J.C. Penney Hires Saatchi To Find 'Middle America'

J.C. Penney’s desire to reposition its brand as the preferred choice in the “hearts and minds of Middle America” drove its decision last week to shift creative duties on its ad account from DDB to Saatchi & Saatchi, said Penney chief marketing officer Mike Boylson. The shift came after months of presentations by both DDB in Chicago and Saatchi in New York.

“We believe that the hearts and the minds of Middle America are up for grabs,” Boylson said Friday. “Middle America is really underserved. And we think there’s a unique opportunity in owning the middle, owning the moderate space.”

Omnicom Group’s DDB and Publicis Groupe’s Saatchi were tasked with developing creative ideas to support such a strategy, after years of “It’s all inside,” which takes a more upscale, fashion-orientated approach. Saatchi entered the picture in May, after Penney CEO Mike Ullman and Saatchi worldwide CEO Kevin Roberts met at a conference, and DDB was said to be aware of the competition. What’s more, the incumbent as early as last month realized that the entire account was at risk, sources said.

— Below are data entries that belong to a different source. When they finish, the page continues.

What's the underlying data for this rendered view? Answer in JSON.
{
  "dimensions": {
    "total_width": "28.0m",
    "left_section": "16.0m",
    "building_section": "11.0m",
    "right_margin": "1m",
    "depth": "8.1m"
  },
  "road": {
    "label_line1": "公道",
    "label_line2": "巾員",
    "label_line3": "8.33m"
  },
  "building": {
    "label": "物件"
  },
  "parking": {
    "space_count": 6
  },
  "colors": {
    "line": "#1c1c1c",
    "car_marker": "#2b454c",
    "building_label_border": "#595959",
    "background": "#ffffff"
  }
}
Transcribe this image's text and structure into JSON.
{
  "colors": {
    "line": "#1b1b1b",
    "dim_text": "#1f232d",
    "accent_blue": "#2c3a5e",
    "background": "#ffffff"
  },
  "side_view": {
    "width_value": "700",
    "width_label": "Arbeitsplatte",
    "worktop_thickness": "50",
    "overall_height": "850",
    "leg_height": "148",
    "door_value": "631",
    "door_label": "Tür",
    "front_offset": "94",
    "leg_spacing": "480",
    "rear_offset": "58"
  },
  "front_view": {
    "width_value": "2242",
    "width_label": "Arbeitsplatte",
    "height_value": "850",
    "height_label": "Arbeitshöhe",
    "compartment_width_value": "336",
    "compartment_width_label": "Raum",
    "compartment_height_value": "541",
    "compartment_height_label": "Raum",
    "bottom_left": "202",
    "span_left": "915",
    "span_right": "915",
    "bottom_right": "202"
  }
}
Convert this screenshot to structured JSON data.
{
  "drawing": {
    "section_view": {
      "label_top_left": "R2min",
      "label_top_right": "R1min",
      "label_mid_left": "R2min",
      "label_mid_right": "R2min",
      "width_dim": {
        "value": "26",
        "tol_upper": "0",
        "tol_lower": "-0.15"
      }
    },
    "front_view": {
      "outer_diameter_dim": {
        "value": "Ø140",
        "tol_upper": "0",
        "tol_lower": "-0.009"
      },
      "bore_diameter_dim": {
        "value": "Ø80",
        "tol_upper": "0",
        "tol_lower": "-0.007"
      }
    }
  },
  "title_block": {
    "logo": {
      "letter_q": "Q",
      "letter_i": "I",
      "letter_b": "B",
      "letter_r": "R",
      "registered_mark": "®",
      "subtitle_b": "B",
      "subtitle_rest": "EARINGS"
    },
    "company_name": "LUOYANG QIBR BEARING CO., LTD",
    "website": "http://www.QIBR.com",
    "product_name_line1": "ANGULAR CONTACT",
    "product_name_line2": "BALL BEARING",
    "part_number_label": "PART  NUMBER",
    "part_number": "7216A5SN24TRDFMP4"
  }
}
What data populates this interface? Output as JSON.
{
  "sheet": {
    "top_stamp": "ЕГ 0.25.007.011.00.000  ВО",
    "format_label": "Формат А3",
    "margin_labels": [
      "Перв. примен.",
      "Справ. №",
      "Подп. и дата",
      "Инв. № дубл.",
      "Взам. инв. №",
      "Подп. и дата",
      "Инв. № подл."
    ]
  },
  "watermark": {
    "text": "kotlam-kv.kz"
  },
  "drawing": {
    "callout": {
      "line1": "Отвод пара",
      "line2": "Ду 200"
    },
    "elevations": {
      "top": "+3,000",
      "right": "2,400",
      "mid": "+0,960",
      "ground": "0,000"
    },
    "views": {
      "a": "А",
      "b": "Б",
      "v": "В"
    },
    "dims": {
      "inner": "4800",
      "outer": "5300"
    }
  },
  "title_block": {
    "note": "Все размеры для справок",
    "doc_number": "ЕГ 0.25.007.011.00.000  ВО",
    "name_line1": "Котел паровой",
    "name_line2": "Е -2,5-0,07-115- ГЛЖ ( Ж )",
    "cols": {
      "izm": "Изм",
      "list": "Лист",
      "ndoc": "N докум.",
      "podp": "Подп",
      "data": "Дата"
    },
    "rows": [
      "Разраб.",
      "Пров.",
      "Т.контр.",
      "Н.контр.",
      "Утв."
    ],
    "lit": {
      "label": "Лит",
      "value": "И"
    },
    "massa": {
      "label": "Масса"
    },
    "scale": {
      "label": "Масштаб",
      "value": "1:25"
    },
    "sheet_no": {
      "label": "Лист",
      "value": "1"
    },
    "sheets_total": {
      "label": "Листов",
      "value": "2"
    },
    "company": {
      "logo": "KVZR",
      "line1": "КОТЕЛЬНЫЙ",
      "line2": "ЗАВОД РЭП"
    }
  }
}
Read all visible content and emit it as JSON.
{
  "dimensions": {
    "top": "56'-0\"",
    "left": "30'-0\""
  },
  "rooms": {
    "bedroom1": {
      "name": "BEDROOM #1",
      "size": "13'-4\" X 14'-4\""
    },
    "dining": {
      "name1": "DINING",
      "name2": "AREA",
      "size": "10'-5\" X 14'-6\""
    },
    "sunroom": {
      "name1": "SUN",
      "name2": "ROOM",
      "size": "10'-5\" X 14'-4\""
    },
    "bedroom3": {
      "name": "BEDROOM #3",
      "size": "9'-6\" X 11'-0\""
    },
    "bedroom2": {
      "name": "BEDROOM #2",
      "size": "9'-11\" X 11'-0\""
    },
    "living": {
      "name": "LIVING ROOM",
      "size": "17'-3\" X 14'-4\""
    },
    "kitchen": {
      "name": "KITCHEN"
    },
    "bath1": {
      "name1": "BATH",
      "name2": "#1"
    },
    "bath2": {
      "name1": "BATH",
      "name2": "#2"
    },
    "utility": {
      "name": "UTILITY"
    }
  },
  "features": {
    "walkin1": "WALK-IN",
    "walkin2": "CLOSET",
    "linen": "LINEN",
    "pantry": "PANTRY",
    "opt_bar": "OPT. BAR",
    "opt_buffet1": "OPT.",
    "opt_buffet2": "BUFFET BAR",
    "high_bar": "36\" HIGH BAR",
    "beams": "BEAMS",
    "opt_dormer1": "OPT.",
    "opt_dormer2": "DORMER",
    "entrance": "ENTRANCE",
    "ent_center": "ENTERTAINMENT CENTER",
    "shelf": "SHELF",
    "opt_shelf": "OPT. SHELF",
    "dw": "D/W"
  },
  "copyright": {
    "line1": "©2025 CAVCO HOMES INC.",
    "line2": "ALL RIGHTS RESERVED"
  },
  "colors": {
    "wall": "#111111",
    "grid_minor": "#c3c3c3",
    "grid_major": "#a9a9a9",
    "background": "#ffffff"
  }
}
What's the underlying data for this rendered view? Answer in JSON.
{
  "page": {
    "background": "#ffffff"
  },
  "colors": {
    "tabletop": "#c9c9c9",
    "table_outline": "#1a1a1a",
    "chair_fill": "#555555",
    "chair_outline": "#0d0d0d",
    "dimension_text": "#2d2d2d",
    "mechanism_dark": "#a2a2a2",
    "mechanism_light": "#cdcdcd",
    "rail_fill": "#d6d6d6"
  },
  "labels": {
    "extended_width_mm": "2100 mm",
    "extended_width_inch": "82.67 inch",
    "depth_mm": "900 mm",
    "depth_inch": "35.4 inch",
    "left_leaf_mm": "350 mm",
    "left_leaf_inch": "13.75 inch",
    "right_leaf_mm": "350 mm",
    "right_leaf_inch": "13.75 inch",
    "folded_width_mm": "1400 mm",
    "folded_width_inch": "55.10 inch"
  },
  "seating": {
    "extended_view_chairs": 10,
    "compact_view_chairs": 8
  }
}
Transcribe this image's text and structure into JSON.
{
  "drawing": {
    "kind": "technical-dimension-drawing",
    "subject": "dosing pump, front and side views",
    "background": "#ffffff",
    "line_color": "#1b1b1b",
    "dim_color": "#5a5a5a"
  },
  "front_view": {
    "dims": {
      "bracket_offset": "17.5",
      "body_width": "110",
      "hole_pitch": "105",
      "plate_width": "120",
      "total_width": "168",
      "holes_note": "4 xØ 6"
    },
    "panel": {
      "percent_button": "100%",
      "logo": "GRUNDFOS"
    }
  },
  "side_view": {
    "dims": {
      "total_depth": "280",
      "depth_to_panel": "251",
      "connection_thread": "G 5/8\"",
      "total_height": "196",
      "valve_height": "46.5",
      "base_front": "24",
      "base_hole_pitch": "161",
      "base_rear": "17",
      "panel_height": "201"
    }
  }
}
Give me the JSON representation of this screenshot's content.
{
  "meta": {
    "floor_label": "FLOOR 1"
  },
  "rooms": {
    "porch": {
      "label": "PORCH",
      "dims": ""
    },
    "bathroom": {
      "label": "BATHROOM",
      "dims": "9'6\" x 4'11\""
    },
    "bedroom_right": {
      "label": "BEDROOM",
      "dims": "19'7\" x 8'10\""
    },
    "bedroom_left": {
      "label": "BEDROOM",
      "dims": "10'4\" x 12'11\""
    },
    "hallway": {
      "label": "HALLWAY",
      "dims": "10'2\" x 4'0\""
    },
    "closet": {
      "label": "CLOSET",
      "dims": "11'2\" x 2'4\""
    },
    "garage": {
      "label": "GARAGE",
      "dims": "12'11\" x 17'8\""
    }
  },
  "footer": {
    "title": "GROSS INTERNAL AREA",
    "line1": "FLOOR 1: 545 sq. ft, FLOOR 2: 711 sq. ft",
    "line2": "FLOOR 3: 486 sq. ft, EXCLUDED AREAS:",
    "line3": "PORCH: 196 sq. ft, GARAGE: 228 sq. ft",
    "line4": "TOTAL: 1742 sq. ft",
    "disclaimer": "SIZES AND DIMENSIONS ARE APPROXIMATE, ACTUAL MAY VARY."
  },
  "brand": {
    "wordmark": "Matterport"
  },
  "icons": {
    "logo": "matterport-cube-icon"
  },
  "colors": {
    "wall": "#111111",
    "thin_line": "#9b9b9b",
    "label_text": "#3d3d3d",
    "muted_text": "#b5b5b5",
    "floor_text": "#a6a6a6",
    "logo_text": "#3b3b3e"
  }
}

Saatchi, meanwhile, also had been chasing Wal-Mart on a parallel path, reaching the finals of that retailer’s $570 million review last month before exiting Thursday to take on Penney, which last year spent about $430 million in major measured media, per Nielsen Monitor-Plus. The win finally plants Saatchi into the retail category after years of fruitless pitches and ends DDB’s six-year run with the Plano, Texas, client. The shift takes effect Dec. 1.

“We’re incredibly thrilled. It’s a great American brand,” said Saatchi New York CEO Mary Baglivo. Roberts, in a statement, added, “We want to help take J.C. Penney to the next level in connecting more deeply with its customers by inspiring ‘love’ for the J.C. Penney brand.”

The blow to DDB’s largest office was cushioned somewhat by the addition of Safeway’s estimated $250 million account two weeks ago. What’s more, Penney’s media duties will remain at sister shop OMD in Chicago and interactive duties will stay at Tribal DDB there, though Boylson plans to “reassess” the interactive assignment come Dec. 1.

Still, Penney’s exit follows two other high- profile losses in Chicago this year: consumer duties on its Dell account and direct marketing duties on Home Depot. The shop’s chief creative officer, Michael Folino, also left in July, seven months after he was hired. “Our agency remains strong and vibrant, as most recently demonstrated by our win of the Safeway business,” said DDB Chicago CEO Dana Anderson, in a memo to her staff. “Be assured, we will be aggressively pursuing business in the retail department store sector.” The shop declined comment.

Ullman’s introduction to Roberts came almost a year ago at the November 2005 WWD/CEO Summit in New York, where presenter Roberts spoke about “Lovemarks,” which he defines as brands that create emotional bonds and inspire “loyalty beyond reason.” The concept struck a chord with Ullman, whose long-range plan hinges on creating emotional ties with Middle America, Boylson said.

“Kevin is kind of the evangelist and kind of the prophet for Lovemarks. But at the end of the day … you’re working with their team. And if we didn’t feel Saatchi had a strong team, we never would have made a switch,” Boylson said.

The agency’s first work is expected in February, and its first big campaign will break during the Academy Awards telecast on Feb. 25, Boylson said.